それにしても心理学ってやっぱり現状維持的な学問だと思う。パラダイム転換ではなく、既成の制度を守りましょうというお約束のもとで展開される議論なのだから、面白いはずがないだろう。しかし、現実のクライエントのひとたちは、その転換がなければ救われないっていうか、出口なしになってしまうことも多い。
虐待はそもそも近代家族(母性と子どもを柱とする)のほころびから発生したものであり、それを前提とすることでしつけ→虐待という新たな定義が生まれたのに。ほころびに目を向けることなく、とにかく子どもを救いましょうではねぇ、つまんないじゃありませんか。
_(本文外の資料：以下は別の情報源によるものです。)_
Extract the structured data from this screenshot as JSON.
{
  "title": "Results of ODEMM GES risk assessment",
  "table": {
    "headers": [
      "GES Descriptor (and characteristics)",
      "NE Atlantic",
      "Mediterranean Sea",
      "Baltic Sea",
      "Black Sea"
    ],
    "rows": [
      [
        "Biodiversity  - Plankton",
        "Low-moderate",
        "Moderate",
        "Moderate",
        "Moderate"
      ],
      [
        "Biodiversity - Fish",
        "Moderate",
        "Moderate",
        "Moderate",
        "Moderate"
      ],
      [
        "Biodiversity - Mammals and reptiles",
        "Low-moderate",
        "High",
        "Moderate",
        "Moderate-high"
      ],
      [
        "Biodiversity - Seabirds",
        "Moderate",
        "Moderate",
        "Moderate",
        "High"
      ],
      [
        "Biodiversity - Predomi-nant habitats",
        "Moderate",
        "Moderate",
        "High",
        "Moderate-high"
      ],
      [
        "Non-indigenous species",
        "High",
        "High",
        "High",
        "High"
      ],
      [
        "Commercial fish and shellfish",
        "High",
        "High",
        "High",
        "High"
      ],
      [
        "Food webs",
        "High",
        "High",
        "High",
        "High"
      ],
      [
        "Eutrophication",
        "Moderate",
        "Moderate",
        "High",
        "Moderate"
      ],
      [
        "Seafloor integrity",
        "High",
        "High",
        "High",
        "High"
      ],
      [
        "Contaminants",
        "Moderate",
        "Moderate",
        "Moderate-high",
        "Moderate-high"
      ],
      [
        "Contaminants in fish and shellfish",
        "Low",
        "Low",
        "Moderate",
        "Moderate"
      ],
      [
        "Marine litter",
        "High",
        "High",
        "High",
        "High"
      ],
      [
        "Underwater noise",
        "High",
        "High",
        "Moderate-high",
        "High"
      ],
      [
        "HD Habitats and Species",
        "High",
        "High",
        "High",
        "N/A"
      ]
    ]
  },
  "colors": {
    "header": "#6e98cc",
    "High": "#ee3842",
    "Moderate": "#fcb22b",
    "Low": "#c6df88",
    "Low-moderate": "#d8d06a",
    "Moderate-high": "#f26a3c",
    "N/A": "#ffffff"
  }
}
自明性にどんどん疑問を突きつけ、ドミナントな言説にひびを入れていくこと。社会学にはそんなスリルというか快楽があるのだが、かたや臨床心理学はねぇ。
唯一マイケルホワイト(ナラティヴ・セラピーで著名な)の本だけは、どきどきしたことを憶えている。
愚痴はこのへんにして、母性愛という制度が何を守るために構築されたのかがストンと落ちたことは確かなので、興味のある方は読んでみて欲しい。
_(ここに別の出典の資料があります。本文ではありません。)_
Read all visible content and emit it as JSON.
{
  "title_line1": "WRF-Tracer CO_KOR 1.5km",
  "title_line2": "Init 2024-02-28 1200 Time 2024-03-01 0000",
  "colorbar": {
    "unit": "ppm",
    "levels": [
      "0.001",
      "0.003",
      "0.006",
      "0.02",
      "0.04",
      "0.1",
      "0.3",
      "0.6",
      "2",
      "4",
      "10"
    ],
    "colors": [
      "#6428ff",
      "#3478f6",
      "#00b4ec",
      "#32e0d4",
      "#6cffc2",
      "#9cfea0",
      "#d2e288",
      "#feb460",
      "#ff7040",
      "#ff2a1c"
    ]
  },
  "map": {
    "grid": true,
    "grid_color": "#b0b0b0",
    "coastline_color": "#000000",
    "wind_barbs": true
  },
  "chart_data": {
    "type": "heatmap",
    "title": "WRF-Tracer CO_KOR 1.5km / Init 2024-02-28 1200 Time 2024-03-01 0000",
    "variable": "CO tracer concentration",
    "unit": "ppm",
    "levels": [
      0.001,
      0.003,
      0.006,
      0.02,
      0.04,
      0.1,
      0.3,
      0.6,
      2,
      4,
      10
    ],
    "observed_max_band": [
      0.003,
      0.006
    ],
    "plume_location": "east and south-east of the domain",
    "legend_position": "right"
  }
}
今夜はアダルト・チルドレンのグループカウンセリングが9時半まで。おなかが空いてしまったが、脳も胸も一杯になるグループだ。しみじみと、いいグループだと思う。

明日は横浜市あざみ野にあるアートフォーラムで、読売新聞社主催のシンポに出演する。テーマは女性のうつだ。朝日から読売まで守備範囲が広いなぁ、これもお仕事、お仕事。
そうそう、1時半から日テレで六大学野球早慶戦が中継されるのだ。佑ちゃんカメラが別に設置されるらしい。斎藤佑樹だけを映し続けるテレビカメラが1台専用に備えられるのだ。頼んでビデオを予約しといてもらおうっと。